Or, la CNIL a pu constater que les sites facebook.com, google.fr et youtube.com ne permettent pas de refuser les cookies « aussi simplement » que de les accepter. En effet, « les sites web […] proposent un bouton permettant d’accepter immédiatement les cookies », en revanche, « plusieurs clics sont nécessaires pour refuser tous les cookies ». Ainsi, la formation restreinte a constaté que rendre le mécanisme de refus plus complexe engendre une lassitude des utilisateurs au refus des cookies et les incitent à privilégier le consentement aux cookies. Un tel dispositif porte donc atteinte à la liberté du consentement des utilisateurs, donc une violation de l’article 82 de la Loi informatique et liberté.

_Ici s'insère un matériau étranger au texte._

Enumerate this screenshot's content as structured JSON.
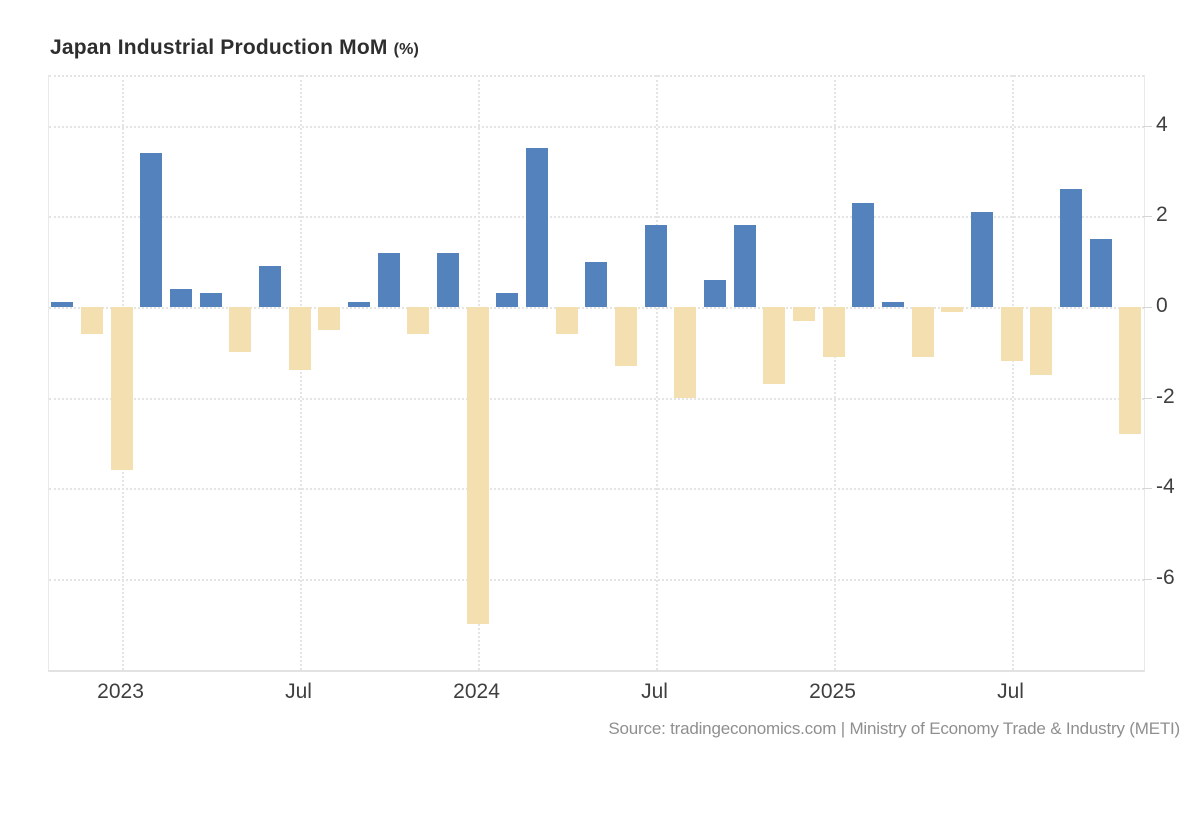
{
  "title": {
    "main": "Japan Industrial Production MoM",
    "unit": "(%)"
  },
  "source_note": "Source: tradingeconomics.com | Ministry of Economy Trade & Industry (METI)",
  "colors": {
    "positive_bar": "#5382bc",
    "negative_bar": "#f3dfb0",
    "gridline": "#e4e4e4",
    "axis_text": "#3f3f3f",
    "title_text": "#2e2e2e",
    "source_text": "#8f8f8f"
  },
  "chart_data": {
    "type": "bar",
    "title": "Japan Industrial Production MoM (%)",
    "xlabel": "",
    "ylabel": "",
    "legend": "none",
    "grid": true,
    "ylim": [
      -8,
      5.1
    ],
    "y_ticks": [
      4,
      2,
      0,
      -2,
      -4,
      -6
    ],
    "x_axis_labels": [
      {
        "label": "2023",
        "month_index": 2
      },
      {
        "label": "Jul",
        "month_index": 8
      },
      {
        "label": "2024",
        "month_index": 14
      },
      {
        "label": "Jul",
        "month_index": 20
      },
      {
        "label": "2025",
        "month_index": 26
      },
      {
        "label": "Jul",
        "month_index": 32
      }
    ],
    "categories": [
      "Nov 2022",
      "Dec 2022",
      "Jan 2023",
      "Feb 2023",
      "Mar 2023",
      "Apr 2023",
      "May 2023",
      "Jun 2023",
      "Jul 2023",
      "Aug 2023",
      "Sep 2023",
      "Oct 2023",
      "Nov 2023",
      "Dec 2023",
      "Jan 2024",
      "Feb 2024",
      "Mar 2024",
      "Apr 2024",
      "May 2024",
      "Jun 2024",
      "Jul 2024",
      "Aug 2024",
      "Sep 2024",
      "Oct 2024",
      "Nov 2024",
      "Dec 2024",
      "Jan 2025",
      "Feb 2025",
      "Mar 2025",
      "Apr 2025",
      "May 2025",
      "Jun 2025",
      "Jul 2025",
      "Aug 2025",
      "Sep 2025",
      "Oct 2025",
      "Nov 2025"
    ],
    "values": [
      0.1,
      -0.6,
      -3.6,
      3.4,
      0.4,
      0.3,
      -1.0,
      0.9,
      -1.4,
      -0.5,
      0.1,
      1.2,
      -0.6,
      1.2,
      -7.0,
      0.3,
      3.5,
      -0.6,
      1.0,
      -1.3,
      1.8,
      -2.0,
      0.6,
      1.8,
      -1.7,
      -0.3,
      -1.1,
      2.3,
      0.1,
      -1.1,
      -0.1,
      2.1,
      -1.2,
      -1.5,
      2.6,
      1.5,
      -2.8
    ]
  }
}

Des sanctions encourageantes pour l’avenir de la protection de nos données
Face à la publication de ces délibérations, les sociétés ont rapidement réagi. Google a annoncé un changement de ses pratiques : « Dans le respect des attentes des internautes, […] nous nous engageons à mettre en place de nouveaux changements, ainsi qu’à travailler activement avec la CNIL en réponse à sa décision, dans le cadre de la directive ePrivacy ». Pour autant, ce dernier a contesté, mercredi 12 janvier 2022 devant le Conseil d’État, son amende de 100 millions d’euros datant de 2020, considérant que la CNIL n’était pas compétente, et menaçant de se tourner vers la CJUE. Concernant Meta, maison mère de Facebook, la société a annoncé « évaluer la décision » de la CNIL, et continuer « de travailler avec les autorités de régulation », « nous continuons à développer et améliorer les outils de contrôle » des utilisateurs sur les cookies. Ces sanctions sont prometteuses pour la protection de notre navigation sur Internet ; elles permettent de mettre en garde les sites qui souhaitent extorquer notre consentement, et donc s’introduire dans notre vie privée. La CNIL n’est pas la seule à démontrer son rôle de gardienne de nos vies privées ; la Commission Nationale pour la Protection des Données du Grand-Duché de Luxembourg s’empare de la question avec sa conférence « Cookies : je tiens à ma vie privée ou je n’ai rien à cacher ? » qui aura lieu le 28 janvier 2022.
Sources :
– Règlement (UE) 2016/679 du Parlement européen et du Conseil du 27 avril 2016, relatif à la protection des personnes physiques à l’égard du traitement des données à caractère personnel et à la libre circulation de ces données
– Directive 2002/58/CE du Parlement européen et du Conseil du 12 juillet 2002 concernant le traitement des données à caractère personnel et la protection de la vie privée dans le secteur des communications électroniques (directive vie privée et communications électroniques)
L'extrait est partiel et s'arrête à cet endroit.